Fatti di causa e ragioni della decisione
1. Il Collegio delibera di adottare la motivazione semplificata.
2. Con l’impugnata sentenza n. 143/23/12 depositata il 5 giugno 2012 la Commissione Tributaria Regionale della Toscana sez. staccata di Livorno confermava la decisione n. 162/06/10 della Commissione Tributaria Provinciale della stessa città che aveva respinto il ricorso promosso da E. S.r.l. contro cinque avvisi di contestazione di sanzioni dell’Agenzia delle Dogane a causa delle conseguenze tributarie della mancata «fisica>> immissione della merce importata nel deposito fiscale e laddove comunque risultava registrata.
3. La contribuente – che nelle more aveva cambiato l’originale denominazione sociale in quella di L.Q. S.r.l. – proponeva ricorso per cassazione affidato a sei motivi.
4. L’ufficio non presentava difese.
5. Con il quinto preliminare motivo di ricorso la contribuente censurava la CTR ai sensi dell’art. 360, comma 1, n. 4 c.p.c. lamentando che in violazione dell’art. 112 c.p.c. il giudice regionale non aveva deciso sull’eccezione di illegittimità degli avvisi per difetto di motivazione degli stessi e per mancato rispetto delle «norme sul giusto processo».

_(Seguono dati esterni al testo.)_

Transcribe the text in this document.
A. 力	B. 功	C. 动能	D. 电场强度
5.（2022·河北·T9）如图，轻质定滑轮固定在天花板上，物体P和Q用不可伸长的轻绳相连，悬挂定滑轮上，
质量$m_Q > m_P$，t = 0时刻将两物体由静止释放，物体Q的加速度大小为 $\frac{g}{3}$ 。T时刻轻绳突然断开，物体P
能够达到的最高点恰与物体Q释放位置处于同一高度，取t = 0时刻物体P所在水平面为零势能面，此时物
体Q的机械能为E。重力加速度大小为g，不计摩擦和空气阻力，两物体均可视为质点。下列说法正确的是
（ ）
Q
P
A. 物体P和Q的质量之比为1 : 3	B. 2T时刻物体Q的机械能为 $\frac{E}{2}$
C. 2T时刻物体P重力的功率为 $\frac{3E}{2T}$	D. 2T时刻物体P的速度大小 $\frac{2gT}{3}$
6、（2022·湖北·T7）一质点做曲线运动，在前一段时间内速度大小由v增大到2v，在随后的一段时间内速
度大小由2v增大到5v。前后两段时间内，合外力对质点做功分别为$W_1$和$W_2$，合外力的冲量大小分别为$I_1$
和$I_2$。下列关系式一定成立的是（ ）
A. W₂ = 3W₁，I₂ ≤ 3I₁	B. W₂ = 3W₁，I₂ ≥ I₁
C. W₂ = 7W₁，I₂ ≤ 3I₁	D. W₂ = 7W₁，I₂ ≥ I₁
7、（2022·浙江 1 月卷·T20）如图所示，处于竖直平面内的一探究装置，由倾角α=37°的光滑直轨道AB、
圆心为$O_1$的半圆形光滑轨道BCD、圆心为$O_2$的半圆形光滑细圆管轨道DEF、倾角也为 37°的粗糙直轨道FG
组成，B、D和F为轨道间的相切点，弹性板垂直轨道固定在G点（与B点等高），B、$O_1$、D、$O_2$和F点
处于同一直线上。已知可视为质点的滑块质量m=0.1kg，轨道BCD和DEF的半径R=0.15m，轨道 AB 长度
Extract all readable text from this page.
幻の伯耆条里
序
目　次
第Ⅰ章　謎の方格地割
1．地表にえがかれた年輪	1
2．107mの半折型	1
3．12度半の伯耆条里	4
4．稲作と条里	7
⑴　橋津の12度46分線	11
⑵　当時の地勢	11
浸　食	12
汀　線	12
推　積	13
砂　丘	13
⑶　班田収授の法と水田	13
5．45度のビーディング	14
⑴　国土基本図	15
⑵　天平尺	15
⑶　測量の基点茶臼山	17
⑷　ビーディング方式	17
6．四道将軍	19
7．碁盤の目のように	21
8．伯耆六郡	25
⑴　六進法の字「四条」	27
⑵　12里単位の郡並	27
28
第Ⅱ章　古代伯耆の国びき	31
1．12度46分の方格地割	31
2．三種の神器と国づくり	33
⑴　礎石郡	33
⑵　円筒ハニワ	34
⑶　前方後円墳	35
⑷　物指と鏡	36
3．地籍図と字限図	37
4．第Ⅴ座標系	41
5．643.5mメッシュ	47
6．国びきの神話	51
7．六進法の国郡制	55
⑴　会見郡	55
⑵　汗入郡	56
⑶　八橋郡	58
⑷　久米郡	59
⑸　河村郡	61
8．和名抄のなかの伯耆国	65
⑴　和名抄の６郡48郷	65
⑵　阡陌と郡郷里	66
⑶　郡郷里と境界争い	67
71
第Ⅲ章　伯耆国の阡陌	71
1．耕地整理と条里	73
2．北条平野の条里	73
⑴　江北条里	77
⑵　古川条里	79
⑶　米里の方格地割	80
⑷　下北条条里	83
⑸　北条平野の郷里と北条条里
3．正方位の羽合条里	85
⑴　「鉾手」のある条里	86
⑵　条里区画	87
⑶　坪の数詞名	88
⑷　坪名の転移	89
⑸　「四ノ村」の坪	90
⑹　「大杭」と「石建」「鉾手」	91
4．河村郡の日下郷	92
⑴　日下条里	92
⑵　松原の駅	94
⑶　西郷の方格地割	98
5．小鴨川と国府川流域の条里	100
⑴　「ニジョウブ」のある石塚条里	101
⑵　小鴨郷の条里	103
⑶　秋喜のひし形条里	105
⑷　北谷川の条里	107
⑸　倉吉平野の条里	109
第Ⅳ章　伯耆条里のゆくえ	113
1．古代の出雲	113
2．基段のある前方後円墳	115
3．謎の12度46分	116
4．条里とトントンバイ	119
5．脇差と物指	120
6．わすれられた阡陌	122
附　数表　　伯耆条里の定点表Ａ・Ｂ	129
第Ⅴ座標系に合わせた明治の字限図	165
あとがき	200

5.1. Il motivo è però infondato atteso che la CTR, che è scesa nel merito affermando che le sanzioni erano dovute, ha necessariamente deciso la pregiudiziale questione della eccezione di illegittimità dell’avviso implicitamente rigettandola (Cass. sez. lav. n. 1360 del 2016; Cass. sez. III n. 4079 del 2005).
6. Con il primo ancora preliminare motivo di ricorso la contribuente censurava la sentenza ai sensi dell’art. 360, comma 1, n. 4 c.p.c. addebitando alla CTR la violazione dell’art. 112 c.p.c. per non aver pronunciato «sul difetto del requisito soggettivo di punibilità», a riguardo protestando l’estraneità rispetto alle irregolarità che erano state riscontrate nella tenuta delle scritture del deposito fiscale.
6.1. Il motivo è però inammissibile atteso che sulla eccezione di non applicabilità delle sanzioni la CTR ha invece pronunciato statuendo che le stesse erano «dovute essendosi accertata la violazione della normativa», mentre invece quello che la contribuente lamenta è che la CTR non abbia motivato adeguatamente la decisione espressamente escludendo la scriminante soggettiva, questione giuridica che in realtà avrebbe dovuto eventualmente essere censurata ai sensi dell’art. 360, comma 1, n. 3 c.p.c. denunciando in thesi che la corretta interpretazione delle norme in tema di «non punibilità» avrebbe comportato la non applicazione delle sanzioni (Cass. sez. II n. 11193 del 2009; Cass. sez. I n. 24856 del 2006).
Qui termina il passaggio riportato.